Ser Davos se apartó a un lado para dejarle sitio en el banco.

—Esta noche todos deberíamos llevar trajes de colores —dijo sombrío a Cressen mientras se sentaba—, porque este asunto es una bufonada de principio a fin. La mujer roja ha visto la victoria en sus llamas, así que Stannis piensa lanzarse a la conquista aun con las cifras en contra. Si esa mujer se sale con la suya, me temo que todos veremos lo que vio Caramanchada…: el fondo del mar.

Cressen se metió las manos en las mangas como para calentárselas. Sus dedos rozaron los bultitos duros de los cristales en la lana.

—Lord Stannis.

Stannis, que estaba hablando con la mujer roja, se volvió; pero la que replicó fue Lady Selyse.

—Nada de «lord». Alteza, si no os importa.

—Está viejo, su mente desvaría —le dijo el rey con tono seco—. ¿Qué queréis, Cressen?

—Si tenéis intención de haceros a la mar, es imprescindible que hagáis causa común con Lord Stark y Lady Arryn…

—No voy a hacer causa común con nadie —replicó Stannis Baratheon.

—Igual que la luz no hace causa común con la oscuridad —añadió Lady Selyse tomándole la mano.

Stannis asintió.

—Los Stark quieren robarme la mitad de mi reino, igual que los Lannister me han robado el trono, y mi querido hermano me ha robado las espadas y las fortalezas que me corresponden por derecho. Todos son usurpadores, todos son mis enemigos.

«Lo he perdido», pensó Cressen, desesperado. Si pudiera acercarse a Melisandre sin que lo advirtieran… Lo único que necesitaba era estar un instante al lado de su copa.

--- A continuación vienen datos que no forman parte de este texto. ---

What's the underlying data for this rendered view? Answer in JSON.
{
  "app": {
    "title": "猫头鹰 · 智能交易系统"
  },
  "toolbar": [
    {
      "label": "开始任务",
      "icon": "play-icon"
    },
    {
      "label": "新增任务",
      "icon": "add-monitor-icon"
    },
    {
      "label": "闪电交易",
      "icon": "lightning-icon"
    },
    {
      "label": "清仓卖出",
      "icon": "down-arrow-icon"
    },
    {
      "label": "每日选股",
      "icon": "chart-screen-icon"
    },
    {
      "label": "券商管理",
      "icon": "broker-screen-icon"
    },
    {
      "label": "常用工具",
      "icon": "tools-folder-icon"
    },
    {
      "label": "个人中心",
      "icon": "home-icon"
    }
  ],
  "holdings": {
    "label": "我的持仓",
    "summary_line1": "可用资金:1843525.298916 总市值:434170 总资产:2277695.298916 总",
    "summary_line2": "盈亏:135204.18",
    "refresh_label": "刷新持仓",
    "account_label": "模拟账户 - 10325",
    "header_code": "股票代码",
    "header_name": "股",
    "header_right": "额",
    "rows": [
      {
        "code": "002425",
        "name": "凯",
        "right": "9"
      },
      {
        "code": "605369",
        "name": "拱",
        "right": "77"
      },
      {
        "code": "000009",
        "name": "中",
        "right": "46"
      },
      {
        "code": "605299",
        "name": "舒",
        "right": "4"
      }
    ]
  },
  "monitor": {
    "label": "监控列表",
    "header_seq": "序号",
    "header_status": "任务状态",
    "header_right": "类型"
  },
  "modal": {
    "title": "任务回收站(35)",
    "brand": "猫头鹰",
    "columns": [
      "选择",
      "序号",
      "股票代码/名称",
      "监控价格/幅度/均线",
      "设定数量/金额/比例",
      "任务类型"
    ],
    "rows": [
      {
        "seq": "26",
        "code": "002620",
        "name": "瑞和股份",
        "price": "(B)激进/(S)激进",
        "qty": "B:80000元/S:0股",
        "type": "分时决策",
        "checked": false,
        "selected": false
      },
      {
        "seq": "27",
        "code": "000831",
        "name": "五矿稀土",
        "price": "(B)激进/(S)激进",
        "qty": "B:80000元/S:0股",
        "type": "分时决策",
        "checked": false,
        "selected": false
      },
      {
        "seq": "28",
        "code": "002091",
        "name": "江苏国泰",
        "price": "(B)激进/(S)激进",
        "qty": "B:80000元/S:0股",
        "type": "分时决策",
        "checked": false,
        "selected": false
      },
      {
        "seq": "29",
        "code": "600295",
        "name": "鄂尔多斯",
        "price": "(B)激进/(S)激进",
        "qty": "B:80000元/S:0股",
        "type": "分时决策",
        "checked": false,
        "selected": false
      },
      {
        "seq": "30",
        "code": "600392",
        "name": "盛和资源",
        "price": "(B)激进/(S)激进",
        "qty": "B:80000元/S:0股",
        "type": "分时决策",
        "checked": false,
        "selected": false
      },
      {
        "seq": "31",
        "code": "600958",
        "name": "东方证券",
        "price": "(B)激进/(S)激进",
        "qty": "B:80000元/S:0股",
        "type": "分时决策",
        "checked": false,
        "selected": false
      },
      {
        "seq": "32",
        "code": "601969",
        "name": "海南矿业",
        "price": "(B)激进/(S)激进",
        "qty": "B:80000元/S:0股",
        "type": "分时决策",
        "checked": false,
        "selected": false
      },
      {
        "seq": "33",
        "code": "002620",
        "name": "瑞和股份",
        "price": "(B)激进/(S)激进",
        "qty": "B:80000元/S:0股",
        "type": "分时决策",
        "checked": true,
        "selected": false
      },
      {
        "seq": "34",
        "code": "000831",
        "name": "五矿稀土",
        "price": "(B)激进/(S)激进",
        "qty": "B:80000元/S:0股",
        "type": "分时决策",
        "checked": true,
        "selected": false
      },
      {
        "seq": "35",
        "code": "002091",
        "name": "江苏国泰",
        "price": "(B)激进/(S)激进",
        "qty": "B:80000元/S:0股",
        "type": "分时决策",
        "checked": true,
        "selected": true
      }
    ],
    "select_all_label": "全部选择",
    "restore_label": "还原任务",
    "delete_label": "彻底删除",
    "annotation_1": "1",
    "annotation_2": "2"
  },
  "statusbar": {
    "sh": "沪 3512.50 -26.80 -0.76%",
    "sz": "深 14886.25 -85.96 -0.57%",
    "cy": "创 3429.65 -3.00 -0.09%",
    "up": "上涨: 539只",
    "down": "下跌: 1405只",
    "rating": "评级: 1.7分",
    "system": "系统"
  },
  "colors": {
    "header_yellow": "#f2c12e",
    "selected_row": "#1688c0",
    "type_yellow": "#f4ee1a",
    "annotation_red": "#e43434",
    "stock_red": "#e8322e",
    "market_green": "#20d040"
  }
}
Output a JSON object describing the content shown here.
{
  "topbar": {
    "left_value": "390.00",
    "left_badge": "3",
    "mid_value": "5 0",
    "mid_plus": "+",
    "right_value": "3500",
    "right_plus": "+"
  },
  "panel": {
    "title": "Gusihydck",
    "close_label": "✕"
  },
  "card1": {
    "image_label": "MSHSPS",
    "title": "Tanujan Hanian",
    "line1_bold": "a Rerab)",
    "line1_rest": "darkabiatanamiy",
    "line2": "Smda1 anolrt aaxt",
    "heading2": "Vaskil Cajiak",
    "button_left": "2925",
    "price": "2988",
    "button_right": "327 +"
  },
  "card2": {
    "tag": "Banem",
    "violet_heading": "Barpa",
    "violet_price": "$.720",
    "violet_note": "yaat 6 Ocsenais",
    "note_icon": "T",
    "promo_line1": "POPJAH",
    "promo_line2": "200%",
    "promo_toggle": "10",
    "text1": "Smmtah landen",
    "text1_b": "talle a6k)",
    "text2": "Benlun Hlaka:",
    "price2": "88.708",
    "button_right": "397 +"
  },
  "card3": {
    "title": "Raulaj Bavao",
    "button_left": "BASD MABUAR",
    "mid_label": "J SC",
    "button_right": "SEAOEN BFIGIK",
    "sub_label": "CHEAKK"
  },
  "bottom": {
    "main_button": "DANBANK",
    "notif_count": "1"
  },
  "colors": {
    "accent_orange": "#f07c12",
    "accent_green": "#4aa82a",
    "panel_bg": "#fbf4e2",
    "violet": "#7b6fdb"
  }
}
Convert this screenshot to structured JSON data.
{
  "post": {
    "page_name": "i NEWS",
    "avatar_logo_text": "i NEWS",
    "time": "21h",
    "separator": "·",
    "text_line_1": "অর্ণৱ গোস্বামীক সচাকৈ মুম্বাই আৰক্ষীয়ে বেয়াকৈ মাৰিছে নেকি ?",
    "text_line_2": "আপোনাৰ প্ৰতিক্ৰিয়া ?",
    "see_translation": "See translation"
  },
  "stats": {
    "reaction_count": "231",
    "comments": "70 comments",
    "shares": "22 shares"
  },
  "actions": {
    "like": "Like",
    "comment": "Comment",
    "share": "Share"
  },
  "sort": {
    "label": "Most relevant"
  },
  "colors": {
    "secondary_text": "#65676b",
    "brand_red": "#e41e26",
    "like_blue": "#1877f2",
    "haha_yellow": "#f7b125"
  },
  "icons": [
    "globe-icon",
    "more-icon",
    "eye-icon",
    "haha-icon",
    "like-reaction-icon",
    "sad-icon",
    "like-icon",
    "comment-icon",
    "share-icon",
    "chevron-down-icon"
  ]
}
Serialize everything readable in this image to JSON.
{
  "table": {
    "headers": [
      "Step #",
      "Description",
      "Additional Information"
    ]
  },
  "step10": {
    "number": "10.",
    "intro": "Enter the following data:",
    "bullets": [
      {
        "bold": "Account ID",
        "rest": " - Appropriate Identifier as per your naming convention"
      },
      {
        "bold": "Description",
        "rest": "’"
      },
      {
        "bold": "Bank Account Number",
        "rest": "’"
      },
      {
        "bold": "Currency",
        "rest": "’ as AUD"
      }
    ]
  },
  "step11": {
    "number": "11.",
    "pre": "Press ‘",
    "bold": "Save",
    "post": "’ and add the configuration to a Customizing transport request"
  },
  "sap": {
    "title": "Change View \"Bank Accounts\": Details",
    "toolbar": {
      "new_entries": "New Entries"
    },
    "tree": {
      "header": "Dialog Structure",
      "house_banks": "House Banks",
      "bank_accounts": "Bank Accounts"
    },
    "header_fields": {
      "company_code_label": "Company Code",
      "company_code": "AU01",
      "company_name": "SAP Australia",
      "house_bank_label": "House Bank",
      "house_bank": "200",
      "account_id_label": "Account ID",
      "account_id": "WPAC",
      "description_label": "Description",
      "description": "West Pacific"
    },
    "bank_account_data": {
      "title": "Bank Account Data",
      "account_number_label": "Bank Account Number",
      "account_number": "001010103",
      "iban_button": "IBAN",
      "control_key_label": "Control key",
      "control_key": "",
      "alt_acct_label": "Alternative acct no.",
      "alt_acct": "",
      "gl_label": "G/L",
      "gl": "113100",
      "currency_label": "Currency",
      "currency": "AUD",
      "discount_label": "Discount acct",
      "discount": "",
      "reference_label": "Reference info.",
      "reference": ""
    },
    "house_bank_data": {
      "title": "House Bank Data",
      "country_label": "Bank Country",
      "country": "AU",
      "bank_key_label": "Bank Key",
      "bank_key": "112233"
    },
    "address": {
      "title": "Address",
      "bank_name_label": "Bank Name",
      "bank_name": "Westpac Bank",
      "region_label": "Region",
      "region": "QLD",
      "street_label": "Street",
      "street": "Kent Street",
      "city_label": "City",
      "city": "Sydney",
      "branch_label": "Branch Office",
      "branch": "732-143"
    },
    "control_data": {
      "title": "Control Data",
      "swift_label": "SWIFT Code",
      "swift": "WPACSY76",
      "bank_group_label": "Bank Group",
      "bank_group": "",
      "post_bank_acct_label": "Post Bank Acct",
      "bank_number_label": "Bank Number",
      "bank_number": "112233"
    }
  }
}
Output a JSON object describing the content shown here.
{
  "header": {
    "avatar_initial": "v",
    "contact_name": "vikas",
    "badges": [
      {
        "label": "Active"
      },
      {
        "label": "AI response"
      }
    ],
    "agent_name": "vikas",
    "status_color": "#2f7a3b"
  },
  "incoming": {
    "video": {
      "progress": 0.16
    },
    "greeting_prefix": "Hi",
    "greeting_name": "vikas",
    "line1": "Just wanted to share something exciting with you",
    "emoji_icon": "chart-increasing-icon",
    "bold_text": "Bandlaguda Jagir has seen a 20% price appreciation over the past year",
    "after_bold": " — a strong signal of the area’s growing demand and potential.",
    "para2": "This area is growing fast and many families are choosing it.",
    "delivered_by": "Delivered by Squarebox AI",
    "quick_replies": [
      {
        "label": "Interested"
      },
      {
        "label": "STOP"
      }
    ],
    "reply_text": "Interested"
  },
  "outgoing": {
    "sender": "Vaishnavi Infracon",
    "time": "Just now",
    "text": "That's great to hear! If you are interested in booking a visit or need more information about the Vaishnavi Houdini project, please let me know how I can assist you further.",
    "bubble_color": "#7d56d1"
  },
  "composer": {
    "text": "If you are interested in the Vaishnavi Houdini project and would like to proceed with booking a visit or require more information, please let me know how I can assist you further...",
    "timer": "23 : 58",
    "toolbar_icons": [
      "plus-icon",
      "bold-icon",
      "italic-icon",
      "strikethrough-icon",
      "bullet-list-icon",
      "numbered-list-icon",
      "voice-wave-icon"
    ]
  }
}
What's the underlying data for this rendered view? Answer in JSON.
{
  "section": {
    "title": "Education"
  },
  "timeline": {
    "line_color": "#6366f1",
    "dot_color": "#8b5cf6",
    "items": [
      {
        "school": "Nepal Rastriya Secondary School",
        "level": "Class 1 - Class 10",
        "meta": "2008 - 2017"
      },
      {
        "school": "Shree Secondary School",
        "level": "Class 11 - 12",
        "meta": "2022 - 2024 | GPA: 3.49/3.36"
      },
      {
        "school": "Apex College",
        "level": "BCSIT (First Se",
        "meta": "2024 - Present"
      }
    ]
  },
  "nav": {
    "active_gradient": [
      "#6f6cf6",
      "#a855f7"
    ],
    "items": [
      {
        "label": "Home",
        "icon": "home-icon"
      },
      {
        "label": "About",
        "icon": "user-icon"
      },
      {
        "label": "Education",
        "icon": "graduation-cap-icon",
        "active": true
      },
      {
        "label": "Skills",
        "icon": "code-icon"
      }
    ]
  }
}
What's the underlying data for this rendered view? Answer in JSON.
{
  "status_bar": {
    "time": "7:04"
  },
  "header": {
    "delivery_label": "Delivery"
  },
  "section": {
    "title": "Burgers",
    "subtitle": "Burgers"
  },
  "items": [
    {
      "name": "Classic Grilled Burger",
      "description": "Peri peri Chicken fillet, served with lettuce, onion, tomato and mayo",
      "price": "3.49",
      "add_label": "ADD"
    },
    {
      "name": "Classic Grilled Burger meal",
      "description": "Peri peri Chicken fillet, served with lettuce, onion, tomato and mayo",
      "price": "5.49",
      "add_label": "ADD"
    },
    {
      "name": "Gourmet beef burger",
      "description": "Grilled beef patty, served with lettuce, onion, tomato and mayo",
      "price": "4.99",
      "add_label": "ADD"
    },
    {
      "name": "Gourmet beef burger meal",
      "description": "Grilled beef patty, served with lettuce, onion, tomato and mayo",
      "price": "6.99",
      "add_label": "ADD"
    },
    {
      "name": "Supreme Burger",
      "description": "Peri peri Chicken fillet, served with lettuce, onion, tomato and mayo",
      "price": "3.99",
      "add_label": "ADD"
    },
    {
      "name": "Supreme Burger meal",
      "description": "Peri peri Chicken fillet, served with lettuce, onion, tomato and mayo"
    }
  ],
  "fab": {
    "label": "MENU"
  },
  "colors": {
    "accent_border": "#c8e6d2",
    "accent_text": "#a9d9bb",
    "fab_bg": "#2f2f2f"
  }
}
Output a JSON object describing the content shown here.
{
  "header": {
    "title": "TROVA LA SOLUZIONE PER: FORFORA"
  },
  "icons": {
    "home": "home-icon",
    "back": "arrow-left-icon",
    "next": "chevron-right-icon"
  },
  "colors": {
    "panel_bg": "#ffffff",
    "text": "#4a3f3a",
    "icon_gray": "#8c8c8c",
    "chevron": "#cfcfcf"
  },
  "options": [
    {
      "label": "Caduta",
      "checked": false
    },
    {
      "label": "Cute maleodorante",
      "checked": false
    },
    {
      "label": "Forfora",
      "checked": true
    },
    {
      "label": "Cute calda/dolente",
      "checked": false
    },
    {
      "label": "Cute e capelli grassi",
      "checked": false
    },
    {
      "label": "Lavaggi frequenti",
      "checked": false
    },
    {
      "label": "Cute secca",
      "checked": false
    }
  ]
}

—Sois el heredero legítimo de vuestro hermano Robert —dijo a la desesperada—, el verdadero señor de los Siete Reinos y rey de los ándalos, los rhoynar y los primeros hombres, pero no podréis triunfar si no contáis con aliados.

—Tiene un aliado —dijo Lady Selyse—. R’hllor, el Señor de la Luz, el Corazón de Fuego, el Dios de la Llama y la Sombra.

—Los dioses no son aliados de confianza —insistió el anciano—, y ése en concreto no tiene ningún poder aquí.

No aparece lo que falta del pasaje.